LinuxQuestions.org - Need to diff two files as described below.

- Linux - Newbie (https://www.linuxquestions.org/questions/linux-newbie-8/)

- - Need to diff two files as described below. (https://www.linuxquestions.org/questions/linux-newbie-8/need-to-diff-two-files-as-described-below-4175603024/)

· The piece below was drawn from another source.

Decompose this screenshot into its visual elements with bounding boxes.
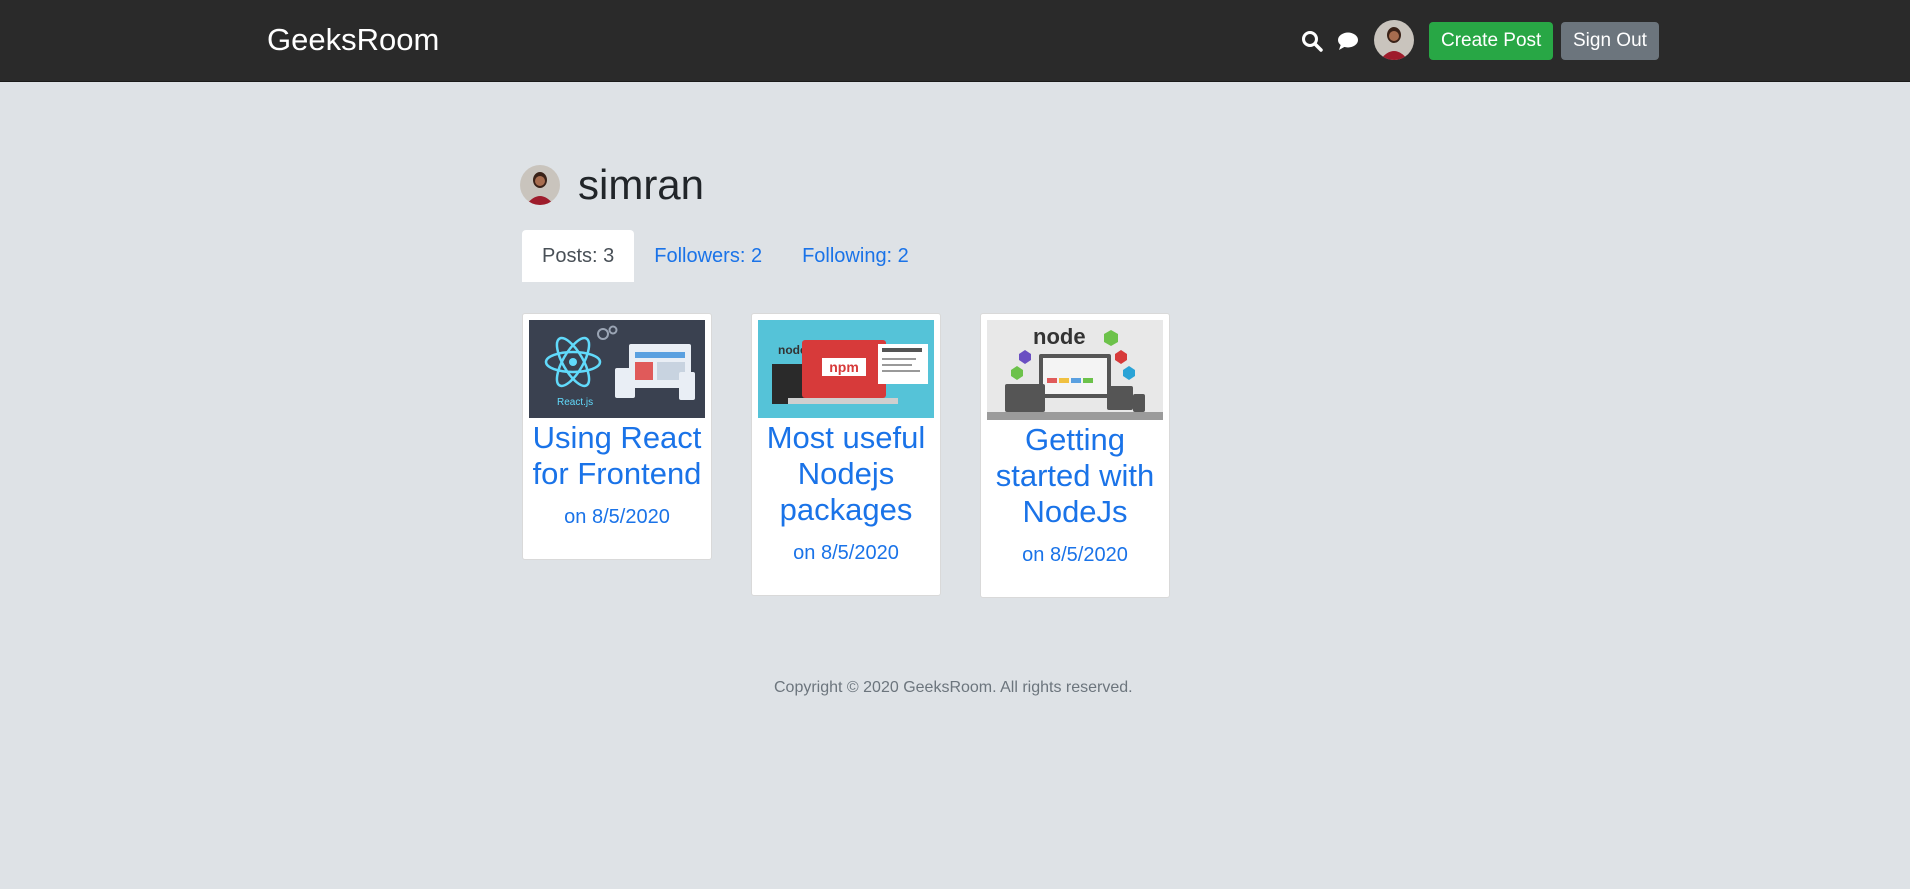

Need to diff two files as described below.

Hi All ,
I am new to linux shell scripting.
What i want is to compare two files, out of which the first file is my master file i.e. the file i will use as base and the second file is the messed up one, in which some enteries are missing and some extra are present. I need to know what enteries are missing and what are extra compared to the file1. Please help me.

Welcome.

If they are two text files, the usual way is with diff.

Quote:

Originally Posted by Turbocapitalist (Post 5691589)

Welcome.

If they are two text files, the usual way is with diff.

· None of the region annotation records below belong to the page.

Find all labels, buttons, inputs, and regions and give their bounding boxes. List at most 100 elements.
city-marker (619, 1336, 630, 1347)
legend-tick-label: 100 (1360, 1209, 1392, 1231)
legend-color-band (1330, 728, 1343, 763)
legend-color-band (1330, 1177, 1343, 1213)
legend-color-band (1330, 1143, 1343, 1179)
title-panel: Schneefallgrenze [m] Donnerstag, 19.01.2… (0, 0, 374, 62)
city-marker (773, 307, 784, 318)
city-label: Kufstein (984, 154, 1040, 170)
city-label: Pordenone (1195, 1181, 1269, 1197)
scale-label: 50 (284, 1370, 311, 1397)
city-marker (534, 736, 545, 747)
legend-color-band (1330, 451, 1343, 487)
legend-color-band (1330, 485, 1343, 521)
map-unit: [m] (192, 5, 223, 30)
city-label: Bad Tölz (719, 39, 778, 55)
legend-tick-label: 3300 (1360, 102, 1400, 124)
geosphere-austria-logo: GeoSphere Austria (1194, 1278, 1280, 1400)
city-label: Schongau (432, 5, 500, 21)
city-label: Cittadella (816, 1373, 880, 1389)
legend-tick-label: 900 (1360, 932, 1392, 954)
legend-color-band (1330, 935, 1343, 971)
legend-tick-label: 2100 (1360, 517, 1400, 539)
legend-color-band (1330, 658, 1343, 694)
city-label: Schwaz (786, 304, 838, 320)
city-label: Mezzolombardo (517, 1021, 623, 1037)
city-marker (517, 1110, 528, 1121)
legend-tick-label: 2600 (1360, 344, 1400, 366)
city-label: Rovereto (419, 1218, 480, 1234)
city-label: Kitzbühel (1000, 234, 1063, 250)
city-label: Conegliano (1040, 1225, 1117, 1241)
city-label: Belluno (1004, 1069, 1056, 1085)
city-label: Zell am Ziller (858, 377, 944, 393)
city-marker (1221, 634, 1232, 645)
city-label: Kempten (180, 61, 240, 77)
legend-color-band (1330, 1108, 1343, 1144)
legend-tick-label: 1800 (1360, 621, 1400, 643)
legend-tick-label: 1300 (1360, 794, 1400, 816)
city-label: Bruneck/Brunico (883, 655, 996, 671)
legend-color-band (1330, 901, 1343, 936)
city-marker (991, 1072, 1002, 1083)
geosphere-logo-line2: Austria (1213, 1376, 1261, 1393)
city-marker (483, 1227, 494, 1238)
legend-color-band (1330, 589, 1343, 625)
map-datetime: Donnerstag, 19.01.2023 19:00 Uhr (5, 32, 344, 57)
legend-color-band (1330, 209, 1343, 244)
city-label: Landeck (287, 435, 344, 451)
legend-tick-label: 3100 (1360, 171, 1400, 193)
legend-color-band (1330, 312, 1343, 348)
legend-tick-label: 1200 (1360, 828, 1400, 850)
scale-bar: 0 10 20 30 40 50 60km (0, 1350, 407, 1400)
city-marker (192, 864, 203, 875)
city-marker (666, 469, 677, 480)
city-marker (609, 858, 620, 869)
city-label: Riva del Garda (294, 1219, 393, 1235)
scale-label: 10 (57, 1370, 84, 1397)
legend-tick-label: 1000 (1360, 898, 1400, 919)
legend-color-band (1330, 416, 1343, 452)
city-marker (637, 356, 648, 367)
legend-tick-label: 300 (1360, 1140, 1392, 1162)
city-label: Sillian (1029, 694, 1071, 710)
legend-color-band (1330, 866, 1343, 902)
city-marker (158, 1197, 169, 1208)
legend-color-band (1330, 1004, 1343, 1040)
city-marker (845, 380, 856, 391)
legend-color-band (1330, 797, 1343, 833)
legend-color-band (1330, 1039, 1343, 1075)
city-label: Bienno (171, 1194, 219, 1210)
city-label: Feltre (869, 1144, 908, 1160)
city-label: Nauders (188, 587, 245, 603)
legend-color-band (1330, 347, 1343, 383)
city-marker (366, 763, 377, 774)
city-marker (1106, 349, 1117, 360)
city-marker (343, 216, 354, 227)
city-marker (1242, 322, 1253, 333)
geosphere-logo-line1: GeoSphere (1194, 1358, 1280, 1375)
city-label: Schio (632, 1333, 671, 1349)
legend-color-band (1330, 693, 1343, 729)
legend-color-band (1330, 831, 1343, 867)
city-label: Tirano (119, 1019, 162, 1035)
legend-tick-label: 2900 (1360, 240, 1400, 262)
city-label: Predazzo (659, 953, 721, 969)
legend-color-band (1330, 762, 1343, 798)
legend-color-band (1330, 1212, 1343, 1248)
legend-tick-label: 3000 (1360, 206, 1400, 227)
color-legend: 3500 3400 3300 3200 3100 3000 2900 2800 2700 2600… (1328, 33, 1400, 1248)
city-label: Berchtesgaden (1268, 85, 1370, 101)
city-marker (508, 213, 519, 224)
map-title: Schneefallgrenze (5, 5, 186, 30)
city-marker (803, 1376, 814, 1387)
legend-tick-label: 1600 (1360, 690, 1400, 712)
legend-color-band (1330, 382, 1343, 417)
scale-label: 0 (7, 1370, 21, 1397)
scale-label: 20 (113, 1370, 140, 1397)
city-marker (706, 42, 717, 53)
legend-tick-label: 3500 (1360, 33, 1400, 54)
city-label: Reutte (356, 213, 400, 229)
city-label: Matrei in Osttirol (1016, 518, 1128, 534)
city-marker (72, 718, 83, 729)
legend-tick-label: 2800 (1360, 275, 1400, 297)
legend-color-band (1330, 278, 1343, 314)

: No, the files not only contains text, but numbers and time stamp also.
Diff is not helping properly

Numbers, including time stamps, are text as far as computers are concerned. What goes wrong when you try diff for your data?

Also, can you go into more detail about the data and what kind of differences you are looking for? Some (sanitized) sample data would help, with examples of what you expect to find.

Quote:

Originally Posted by Turbocapitalist (Post 5691595)

ok, let me describe it with example :
Suppose the first file, means the base file is :

StartInstall, CDM_2.5B263, OK
EndInstall, CDM_2.5B263, SUCCESS
StartPatch, CDM_2.5.0.2B1, OK
StartPatch, CDM_2.5.0.3B1, OK
EndPatch, CDM_2.5.0.3B1, SUCCESS
StartPatch, CDM_2.5.0_SM-10866B2, OK
EndPatch, CDM_2.5.0_SM-10866B2, SUCCESS
StartPatch, CDM_2.5.0.REQUEST-6753B2, OK
StartPatch, CDM_2.5.0_SM-11515B2, OK
EndPatch, CDM_2.5.0_SM-11515B2, SUCCESS

and the second file is :

StartInstall, CDM_2.5B263, OK
EndInstall, CDM_2.5B263, SUCCESS
StartPatch, CDM_2.5.0_SM-11515B2, OK
EndPatch, CDM_2.5.0_SM-11515B2, SUCCESS

Third file shud be :
all the lines missed from file1 and with the sequence.
The start/END should be taken as one.

I see that diff works fine on that sample, in part because it is sorted / grouped. I get the following:

Code:

diff file1 file2

3,8d2

< StartPatch, CDM_2.5.0.2B1, OK

< StartPatch, CDM_2.5.0.3B1, OK 

< EndPatch, CDM_2.5.0.3B1, SUCCESS

< StartPatch, CDM_2.5.0_SM-10866B2, OK

< EndPatch, CDM_2.5.0_SM-10866B2, SUCCESS

< StartPatch, CDM_2.5.0.REQUEST-6753B2, OK

The < means that the line printed is present in the first file (file1) and missing in the second file (file2).

What is missing when you run it on a larger data set?

I usually find the following args to diff create a nice o/p

Code:

diff -Nuw origfile newfile >file.diff

Any decent editor eg vim will understand the o/p syntax (ie .diff extension) and colour code the file.diff file recs for ease of reading.

HTH